Thanks for the explanation, Sean, I understand. I will try to capture some metrics from my test cloud (there's no real load though) on Epoxy (or Caracal as well) and see if I can compare them reliably to Antelope version. Because our users were quite delighted about the improved dashboard performance in Antelope... Have a great weekend! Thanks! Eugen Zitat von Sean Mooney <smooney@redhat.com>:
On 15/08/2025 12:58, Eugen Block wrote:
Hi,
I did not have nova cache enabled before, and I found a config mistake in the keystone cache section, which I corrected. Then I enabled nova cache and restarted apache and nova-api, there's no difference at all in the response times in the dashboard. It feels like caching doesn't to anything here (for us). Maybe I should start a new thread wrt horizon performance to not highjack this thread...
the caching in nova api is really more useful for the metadata api.
the only thing we really use caching form in the main api is keyston auth token validation.
we do not cache api responces in the main api but we do in the metadata api.
building the metadata for a vm can be slow and we use memcache to make sure that if subsequent request form a vm are receive by a different api worker process it can share the metadata object built by the first worker.
for the api we are mainly using cacheing so we dont have to keep validating the same token over and over again with keystone if you use it to make multiepl requests. that does help performance at the auth step but its not goign to speed up server list or flavor show.
Thanks, Eugen
Zitat von Konstantin Larin <klarin@sardinasystems.com>:
Hello,
We too observe the mentioned behavior, moreover CPU and RAM usage of Nova API slowly increases over time, API process eventually eats 100% CPU.
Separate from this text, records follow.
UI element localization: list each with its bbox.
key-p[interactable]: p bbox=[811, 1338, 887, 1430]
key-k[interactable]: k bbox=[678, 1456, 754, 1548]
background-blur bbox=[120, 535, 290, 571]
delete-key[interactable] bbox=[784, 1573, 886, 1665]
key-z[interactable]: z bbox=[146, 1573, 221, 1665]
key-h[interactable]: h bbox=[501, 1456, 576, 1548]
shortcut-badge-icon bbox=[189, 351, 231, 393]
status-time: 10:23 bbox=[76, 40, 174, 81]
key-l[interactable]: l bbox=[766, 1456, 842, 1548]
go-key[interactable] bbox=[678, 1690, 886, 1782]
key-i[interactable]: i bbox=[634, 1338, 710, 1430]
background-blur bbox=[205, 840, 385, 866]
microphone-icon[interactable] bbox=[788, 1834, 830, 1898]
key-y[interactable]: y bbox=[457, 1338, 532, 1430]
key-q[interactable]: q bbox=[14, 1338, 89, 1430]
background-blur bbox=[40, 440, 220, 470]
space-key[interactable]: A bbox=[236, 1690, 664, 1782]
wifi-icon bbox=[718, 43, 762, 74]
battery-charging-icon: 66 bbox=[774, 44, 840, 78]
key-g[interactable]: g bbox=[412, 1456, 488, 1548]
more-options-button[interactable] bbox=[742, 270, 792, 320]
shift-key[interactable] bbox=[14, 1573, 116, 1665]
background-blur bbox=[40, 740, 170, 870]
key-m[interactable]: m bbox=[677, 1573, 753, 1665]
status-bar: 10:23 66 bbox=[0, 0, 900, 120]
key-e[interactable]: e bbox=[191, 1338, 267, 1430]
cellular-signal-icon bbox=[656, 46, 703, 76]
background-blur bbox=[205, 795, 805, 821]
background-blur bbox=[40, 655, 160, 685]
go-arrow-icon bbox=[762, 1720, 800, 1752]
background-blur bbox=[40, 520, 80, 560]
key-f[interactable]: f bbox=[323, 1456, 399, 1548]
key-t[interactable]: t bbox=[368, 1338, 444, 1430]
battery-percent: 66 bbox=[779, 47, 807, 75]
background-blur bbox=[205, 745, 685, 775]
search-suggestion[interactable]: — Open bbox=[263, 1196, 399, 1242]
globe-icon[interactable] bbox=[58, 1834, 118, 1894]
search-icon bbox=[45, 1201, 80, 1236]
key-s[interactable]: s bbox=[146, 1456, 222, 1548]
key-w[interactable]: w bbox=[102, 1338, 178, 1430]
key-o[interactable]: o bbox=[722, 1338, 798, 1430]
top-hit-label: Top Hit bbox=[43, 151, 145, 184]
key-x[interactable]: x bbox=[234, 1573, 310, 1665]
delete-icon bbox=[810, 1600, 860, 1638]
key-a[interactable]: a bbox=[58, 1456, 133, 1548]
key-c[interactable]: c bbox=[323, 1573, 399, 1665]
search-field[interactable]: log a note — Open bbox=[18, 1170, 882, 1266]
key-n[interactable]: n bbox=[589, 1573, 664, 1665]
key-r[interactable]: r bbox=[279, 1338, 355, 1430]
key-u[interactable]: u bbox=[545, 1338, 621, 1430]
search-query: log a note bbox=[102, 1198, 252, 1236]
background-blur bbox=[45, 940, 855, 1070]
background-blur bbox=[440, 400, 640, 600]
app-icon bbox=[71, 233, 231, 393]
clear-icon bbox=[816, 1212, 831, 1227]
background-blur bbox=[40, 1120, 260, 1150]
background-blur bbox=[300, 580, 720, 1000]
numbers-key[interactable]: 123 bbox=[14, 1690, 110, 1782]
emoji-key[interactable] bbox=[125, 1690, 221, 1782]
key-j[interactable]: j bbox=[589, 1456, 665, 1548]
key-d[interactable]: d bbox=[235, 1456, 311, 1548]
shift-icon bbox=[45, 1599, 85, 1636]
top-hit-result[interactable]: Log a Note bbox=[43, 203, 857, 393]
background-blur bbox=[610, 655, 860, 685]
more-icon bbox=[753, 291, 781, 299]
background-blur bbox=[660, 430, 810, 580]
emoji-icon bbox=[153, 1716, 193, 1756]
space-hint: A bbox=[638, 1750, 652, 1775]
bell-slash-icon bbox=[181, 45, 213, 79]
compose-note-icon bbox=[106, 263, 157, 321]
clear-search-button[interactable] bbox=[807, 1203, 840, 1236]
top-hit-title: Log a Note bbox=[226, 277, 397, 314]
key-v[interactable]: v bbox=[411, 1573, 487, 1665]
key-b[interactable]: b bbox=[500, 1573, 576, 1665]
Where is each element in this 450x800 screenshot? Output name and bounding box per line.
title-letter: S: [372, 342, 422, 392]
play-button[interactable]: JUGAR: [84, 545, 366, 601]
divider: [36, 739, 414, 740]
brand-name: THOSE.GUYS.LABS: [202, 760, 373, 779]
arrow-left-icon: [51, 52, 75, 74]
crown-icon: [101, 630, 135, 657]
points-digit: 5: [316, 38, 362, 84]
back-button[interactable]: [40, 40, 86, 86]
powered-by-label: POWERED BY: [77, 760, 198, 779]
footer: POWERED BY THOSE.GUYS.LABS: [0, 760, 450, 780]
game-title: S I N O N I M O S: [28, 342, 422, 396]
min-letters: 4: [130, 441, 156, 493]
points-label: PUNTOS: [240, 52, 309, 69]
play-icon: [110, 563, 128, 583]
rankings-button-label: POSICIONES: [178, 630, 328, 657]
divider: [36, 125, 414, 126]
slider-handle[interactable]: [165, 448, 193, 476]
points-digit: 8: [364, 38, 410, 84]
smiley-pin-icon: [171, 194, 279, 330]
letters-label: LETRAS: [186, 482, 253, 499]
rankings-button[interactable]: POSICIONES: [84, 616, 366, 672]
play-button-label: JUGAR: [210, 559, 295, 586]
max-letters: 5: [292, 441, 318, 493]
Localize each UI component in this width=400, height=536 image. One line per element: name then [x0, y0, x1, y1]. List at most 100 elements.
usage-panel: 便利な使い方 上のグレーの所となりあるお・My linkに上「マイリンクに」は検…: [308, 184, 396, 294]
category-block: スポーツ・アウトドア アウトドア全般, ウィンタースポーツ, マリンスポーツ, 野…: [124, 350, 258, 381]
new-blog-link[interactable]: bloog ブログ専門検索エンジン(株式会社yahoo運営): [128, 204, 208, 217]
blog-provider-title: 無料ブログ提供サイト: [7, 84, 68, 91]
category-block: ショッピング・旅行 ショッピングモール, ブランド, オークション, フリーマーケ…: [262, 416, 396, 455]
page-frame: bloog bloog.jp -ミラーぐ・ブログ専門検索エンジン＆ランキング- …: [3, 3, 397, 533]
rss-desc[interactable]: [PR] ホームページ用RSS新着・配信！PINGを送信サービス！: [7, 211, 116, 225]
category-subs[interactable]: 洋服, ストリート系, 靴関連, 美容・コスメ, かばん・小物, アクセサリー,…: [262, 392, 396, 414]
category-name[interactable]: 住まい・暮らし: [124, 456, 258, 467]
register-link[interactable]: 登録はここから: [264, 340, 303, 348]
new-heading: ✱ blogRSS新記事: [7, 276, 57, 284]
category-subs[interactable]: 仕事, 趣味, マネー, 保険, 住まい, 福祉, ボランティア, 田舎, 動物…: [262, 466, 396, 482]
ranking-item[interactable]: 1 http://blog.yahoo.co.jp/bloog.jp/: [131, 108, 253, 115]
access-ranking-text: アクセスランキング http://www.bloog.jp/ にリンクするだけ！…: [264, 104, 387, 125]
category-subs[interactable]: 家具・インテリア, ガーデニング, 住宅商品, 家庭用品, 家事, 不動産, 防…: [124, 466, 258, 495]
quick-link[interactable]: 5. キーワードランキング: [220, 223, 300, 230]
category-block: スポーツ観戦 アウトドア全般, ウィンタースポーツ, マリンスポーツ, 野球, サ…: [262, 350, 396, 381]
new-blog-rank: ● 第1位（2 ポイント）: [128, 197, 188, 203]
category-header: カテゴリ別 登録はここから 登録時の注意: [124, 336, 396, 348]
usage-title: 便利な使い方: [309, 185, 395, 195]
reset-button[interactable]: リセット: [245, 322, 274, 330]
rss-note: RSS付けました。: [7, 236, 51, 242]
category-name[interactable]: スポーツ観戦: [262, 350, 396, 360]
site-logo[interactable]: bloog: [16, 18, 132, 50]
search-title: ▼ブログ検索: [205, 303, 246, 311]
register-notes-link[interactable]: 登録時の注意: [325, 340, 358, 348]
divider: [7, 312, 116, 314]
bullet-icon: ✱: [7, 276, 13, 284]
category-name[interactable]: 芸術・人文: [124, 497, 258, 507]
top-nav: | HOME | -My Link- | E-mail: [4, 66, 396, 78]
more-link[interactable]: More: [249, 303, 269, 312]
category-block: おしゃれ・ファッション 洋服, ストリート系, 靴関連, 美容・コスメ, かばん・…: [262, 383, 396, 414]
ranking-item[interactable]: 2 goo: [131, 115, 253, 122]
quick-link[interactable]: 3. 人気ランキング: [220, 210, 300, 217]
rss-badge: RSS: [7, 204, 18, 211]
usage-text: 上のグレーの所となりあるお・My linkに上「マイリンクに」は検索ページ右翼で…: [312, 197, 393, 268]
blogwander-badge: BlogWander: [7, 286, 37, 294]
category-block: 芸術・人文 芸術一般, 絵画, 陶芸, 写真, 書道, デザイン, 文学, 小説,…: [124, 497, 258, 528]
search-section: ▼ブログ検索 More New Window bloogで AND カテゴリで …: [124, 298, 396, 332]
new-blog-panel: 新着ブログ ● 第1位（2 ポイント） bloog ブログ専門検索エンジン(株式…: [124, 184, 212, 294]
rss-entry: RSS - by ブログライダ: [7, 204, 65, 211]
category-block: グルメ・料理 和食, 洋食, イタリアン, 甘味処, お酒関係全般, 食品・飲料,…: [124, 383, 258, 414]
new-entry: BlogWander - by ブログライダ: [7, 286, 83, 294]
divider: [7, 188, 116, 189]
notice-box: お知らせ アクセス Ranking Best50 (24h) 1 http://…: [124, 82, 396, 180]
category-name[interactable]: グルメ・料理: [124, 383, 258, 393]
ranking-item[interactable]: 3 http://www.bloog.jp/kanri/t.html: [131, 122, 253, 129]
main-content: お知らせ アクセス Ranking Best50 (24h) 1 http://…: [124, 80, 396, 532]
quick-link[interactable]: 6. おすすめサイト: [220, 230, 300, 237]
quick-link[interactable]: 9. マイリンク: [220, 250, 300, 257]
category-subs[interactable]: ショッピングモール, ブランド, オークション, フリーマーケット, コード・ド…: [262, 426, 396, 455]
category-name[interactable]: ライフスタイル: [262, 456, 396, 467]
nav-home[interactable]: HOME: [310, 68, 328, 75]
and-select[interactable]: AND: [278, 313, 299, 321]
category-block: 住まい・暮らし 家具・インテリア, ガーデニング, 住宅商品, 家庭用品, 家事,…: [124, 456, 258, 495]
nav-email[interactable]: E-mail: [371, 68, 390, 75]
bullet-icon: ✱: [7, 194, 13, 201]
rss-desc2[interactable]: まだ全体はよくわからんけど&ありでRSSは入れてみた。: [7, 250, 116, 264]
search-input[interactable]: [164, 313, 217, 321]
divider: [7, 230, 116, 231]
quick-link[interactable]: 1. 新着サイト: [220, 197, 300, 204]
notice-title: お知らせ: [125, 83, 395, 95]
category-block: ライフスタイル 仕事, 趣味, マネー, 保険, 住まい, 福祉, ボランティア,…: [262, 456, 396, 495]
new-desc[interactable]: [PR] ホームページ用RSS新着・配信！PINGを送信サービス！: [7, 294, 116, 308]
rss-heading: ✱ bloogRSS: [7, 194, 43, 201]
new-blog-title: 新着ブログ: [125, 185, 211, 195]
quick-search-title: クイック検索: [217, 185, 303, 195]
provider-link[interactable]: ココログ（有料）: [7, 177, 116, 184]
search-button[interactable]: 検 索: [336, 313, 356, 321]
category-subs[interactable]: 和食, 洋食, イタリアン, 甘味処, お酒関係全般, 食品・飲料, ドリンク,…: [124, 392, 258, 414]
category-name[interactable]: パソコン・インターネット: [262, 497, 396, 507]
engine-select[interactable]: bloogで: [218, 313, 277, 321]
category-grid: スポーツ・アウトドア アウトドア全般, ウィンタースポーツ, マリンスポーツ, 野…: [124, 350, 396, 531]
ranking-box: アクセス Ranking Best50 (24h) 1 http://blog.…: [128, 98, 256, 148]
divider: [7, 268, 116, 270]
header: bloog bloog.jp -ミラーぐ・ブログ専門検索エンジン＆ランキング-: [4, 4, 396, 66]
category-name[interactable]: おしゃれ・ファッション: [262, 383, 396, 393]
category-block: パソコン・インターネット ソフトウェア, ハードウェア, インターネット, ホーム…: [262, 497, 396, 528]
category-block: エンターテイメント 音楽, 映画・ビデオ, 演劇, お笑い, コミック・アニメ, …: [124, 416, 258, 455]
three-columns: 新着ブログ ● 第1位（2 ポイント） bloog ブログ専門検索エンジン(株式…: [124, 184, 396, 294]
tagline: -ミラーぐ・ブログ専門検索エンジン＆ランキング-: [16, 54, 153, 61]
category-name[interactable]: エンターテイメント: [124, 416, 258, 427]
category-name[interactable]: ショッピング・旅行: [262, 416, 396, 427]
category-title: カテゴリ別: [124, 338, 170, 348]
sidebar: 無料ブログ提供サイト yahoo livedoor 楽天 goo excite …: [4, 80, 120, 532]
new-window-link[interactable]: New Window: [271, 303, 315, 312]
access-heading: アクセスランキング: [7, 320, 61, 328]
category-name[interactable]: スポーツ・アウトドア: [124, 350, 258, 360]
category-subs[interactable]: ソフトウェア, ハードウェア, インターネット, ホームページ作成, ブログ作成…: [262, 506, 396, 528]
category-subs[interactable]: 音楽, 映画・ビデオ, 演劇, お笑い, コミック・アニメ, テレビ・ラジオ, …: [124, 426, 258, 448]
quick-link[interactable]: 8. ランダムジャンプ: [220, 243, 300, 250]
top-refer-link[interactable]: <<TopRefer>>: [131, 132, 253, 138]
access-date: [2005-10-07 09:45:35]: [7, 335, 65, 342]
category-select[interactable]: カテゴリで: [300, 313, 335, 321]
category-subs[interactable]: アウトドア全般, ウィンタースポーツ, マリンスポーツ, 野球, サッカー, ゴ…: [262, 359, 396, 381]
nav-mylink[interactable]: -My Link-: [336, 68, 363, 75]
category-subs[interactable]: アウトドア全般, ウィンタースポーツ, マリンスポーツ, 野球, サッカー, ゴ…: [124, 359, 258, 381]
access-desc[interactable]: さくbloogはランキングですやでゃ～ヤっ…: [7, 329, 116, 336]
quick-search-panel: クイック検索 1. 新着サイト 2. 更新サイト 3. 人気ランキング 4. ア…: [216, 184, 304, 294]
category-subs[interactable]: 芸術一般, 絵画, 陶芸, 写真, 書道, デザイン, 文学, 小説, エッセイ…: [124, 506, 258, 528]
@Melanie thank you for the suggestion! I have disabled the cache, and will monitor how Nova performs.
On Wed, 2025-08-13 at 12:53 -0700, melanie witt wrote:
On 8/13/25 07:41, Chang Xue wrote:
Thanks. The os-query-sets API requests to nova have been successful, no error reported though, just the duration of it is becoming longer and longer unless we restart nova-api. It seems to be different from the bug being fixed in the pose.. But will keep checking nova api logs to see if I can find something more.
I think you mean the os-quota-sets API, right? In Caracal we had intended to change the default [quota]driver for the UnifiedLimitsDriver but this did not happen due to some upgrade concerns. So the default should still be the DbQuotaDriver.
I skimmed through the commit differences in Nova between Bobcat and Caracal and did not find anything that looked suspect so far.
The challenge is the problem could be in a number of places:
Nova or oslo.cache or dogpile.cache.<backend> or keystonemiddleware
and maybe more that I haven't thought of.
I would think similar to what you mentioned earlier that this would seem most likely to be related to some sort of caching and in the past we have seen such issues from missing or incorrect configuration, as Eugen mentioned. It is known that if the cache is not configured right, you will see a progressive slowdown in the API over time.
This would be the first thing to check in your nova-api nova.conf, you should have the following configuration to enable keystone auth token caching:
[cache] memcache_servers = localhost:11211 backend = dogpile.cache.memcached enabled = True
and if you have multiple memcache_servers they should be comma separated, for example: host1:port1,host2:port2
If your configuration is correct, then it might be worth trying a different [cache]backend to try and isolate whether the problem is related to this cache or something else.
And then go from there.
-melwitt